All kids can succeed when educational institutions and systems are committed to providing equal access to the resources and producing outstanding outcomes for all the students. Working with the teachers around the nation, I have found that the vast majority fully support equality. However, many don’t realise how their implicit prejudices and actions stifle the progress of underprivileged students.
Many schools, for instance, assign the least seasoned educators to the most challenging positions and then they scratch their heads when such works produce no results. Many schools concentrate too much emphasis on kids’ grades and fail to see that children learn best via trial and error; if we ignore such signs of learning, many students may graduate high school without the skills they’ll need in college or the workforce. Many current methods of schooling (such as monitoring, labelling and excluding people as a form of discipline) do not benefit our students and instead do nothing more than further spread existing inequalities.
Our worldview is outdated, so we cannot utilise the education to break the cycle of poverty by inspiring children to become lifelong learners.
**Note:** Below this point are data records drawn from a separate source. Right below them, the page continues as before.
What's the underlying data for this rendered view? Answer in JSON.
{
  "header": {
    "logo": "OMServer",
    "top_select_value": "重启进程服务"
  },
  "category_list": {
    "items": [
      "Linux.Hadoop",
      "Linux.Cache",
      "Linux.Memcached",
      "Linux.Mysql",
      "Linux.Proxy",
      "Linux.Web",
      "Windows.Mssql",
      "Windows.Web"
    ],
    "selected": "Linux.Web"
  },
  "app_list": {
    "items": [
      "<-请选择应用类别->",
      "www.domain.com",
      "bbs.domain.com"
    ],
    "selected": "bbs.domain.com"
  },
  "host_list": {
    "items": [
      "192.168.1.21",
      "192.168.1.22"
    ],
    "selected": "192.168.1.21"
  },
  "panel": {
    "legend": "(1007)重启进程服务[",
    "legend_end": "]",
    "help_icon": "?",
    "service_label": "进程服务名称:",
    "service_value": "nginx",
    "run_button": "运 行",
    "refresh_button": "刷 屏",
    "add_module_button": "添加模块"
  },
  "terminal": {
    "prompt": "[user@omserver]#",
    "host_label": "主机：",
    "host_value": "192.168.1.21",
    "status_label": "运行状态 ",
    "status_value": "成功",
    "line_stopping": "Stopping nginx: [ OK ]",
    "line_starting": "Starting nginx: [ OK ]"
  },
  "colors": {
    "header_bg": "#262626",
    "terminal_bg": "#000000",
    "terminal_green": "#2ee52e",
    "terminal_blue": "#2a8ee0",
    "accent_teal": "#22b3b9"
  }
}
Therefore, we must be ready to question, “Are our current school organisational practices beneficial to our students?” If the numbers don’t add up, we must be open to introspective self-reflection and taking cues from the teachers who have found success via other approaches.
Let’s be clear: being poor should not be a learning handicap. At the same time, as we can’t disregard student’s fundamental needs for food, shelter and emotional support. We also can’t dismiss the fact that the persistent success disparities often indicate that a child’s school isn’t doing its job.
You can be confident that a school will not progress if teachers consistently blame students or their families for low academic performance. Or if the teachers presume the families they serve do not place a high priority on education. Nothing will change unless they take ownership of the factors within their sphere of influence, the state of their classrooms.
A paradigm change is required, one that makes the pursuit of excellence through fairness the primary goal of education in Pakistan.